Source: 600 Saudis Fighting Along with Al-Qaeda Terrorists in Syria


Source: 600 Saudis Fighting Along with Al-Qaeda Terrorists in Syria

TEHRAN (Tasnim) – Six hundred Saudi nationals are fighting in Syria along with Al-Qaeda terrorists affiliate to the so-called Islamic Government of Iraq and Levant (ISIS), Syrian sources said.

The Saudis who are cooperating with Daesh (Arabic initial for ISIS), al-Qaeda and al-Nusra terrorists take active part in suicidal operations and field battles against Syrian state forces, the sources told Syria’s Al-Watan (the motherland) daily.

Meanwhile, informed sources have announced that a network involved in sending terrorists to Syria has been smashed.

The sources said that a network used for recruting fighters to be sent into Syria -- whose members’ ages were from 22 to 35 years -- was uncovered and its head, a 24 year old youth, was arrested in Neuilly-sur-Seine, just outside Paris.

They said that three of the network’s members who have been arrested in that southern district of the French capital city are citizens of France, while the fourth one is from Morocco.

The ISIS (also known as ISIL) is al-Qaeda’s main branch in Syria, although al-Qaeda Chief Ayman al-Zawahiri recently ordered it’s disbanding.
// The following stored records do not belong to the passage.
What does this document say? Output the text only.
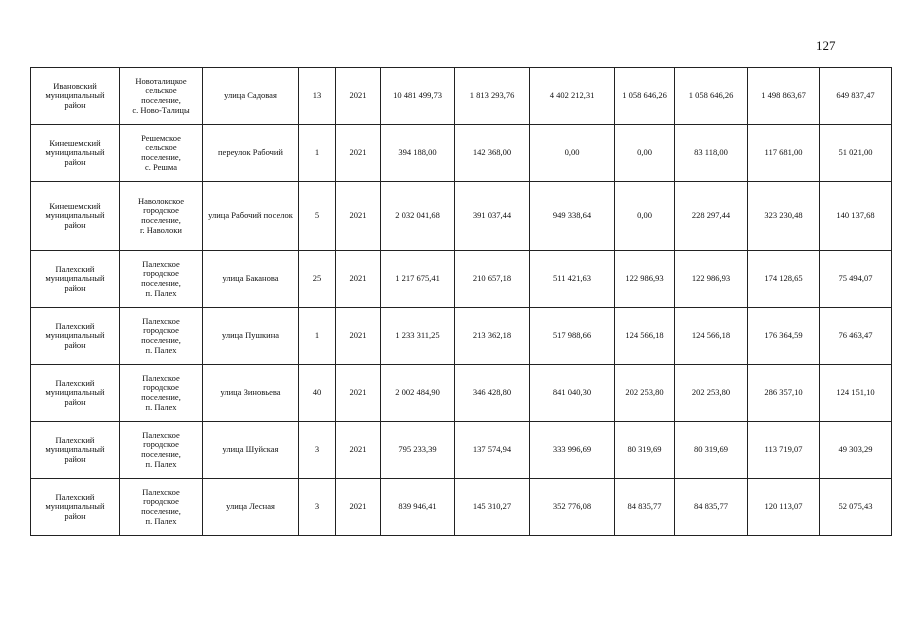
127
Ивановский
муниципальный
район	Новоталицкое
сельское
поселение,
с. Ново-Талицы	улица Садовая	13	2021	10 481 499,73	1 813 293,76	4 402 212,31	1 058 646,26	1 058 646,26	1 498 863,67	649 837,47
Кинешемский
муниципальный
район	Решемское
сельское
поселение,
с. Решма	переулок Рабочий	1	2021	394 188,00	142 368,00	0,00	0,00	83 118,00	117 681,00	51 021,00
Кинешемский
муниципальный
район	Наволокское
городское
поселение,
г. Наволоки	улица Рабочий поселок	5	2021	2 032 041,68	391 037,44	949 338,64	0,00	228 297,44	323 230,48	140 137,68
Палехский
муниципальный
район	Палехское
городское
поселение,
п. Палех	улица Баканова	25	2021	1 217 675,41	210 657,18	511 421,63	122 986,93	122 986,93	174 128,65	75 494,07
Палехский
муниципальный
район	Палехское
городское
поселение,
п. Палех	улица Пушкина	1	2021	1 233 311,25	213 362,18	517 988,66	124 566,18	124 566,18	176 364,59	76 463,47
Палехский
муниципальный
район	Палехское
городское
поселение,
п. Палех	улица Зиновьева	40	2021	2 002 484,90	346 428,80	841 040,30	202 253,80	202 253,80	286 357,10	124 151,10
Палехский
муниципальный
район	Палехское
городское
поселение,
п. Палех	улица Шуйская	3	2021	795 233,39	137 574,94	333 996,69	80 319,69	80 319,69	113 719,07	49 303,29
Палехский
муниципальный
район	Палехское
городское
поселение,
п. Палех	улица Лесная	3	2021	839 946,41	145 310,27	352 776,08	84 835,77	84 835,77	120 113,07	52 075,43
He said that al-Qaeda in Syria is to be represented only by the al-Nusra Front.

The al-Nusra Front, created in January 2012, joined al-Qaeda in December of that year and is on a US list of foreign terrorist organizations. It has carried out major attacks against the Syrian armed forces, including several suicide bombings.

Saudi Arabia has been one of the main supporters of rebel groups fighting the Syrian government, providing them with finance and arms.

It has long called publicly for arming the anti-government rebels and has bridled at US caution. It has been playing a more assertive role since September's US-Russian agreement on chemical weapons - which it saw as sparing the Syrian leader from US-led air strikes and granting him a degree of international rehabilitation.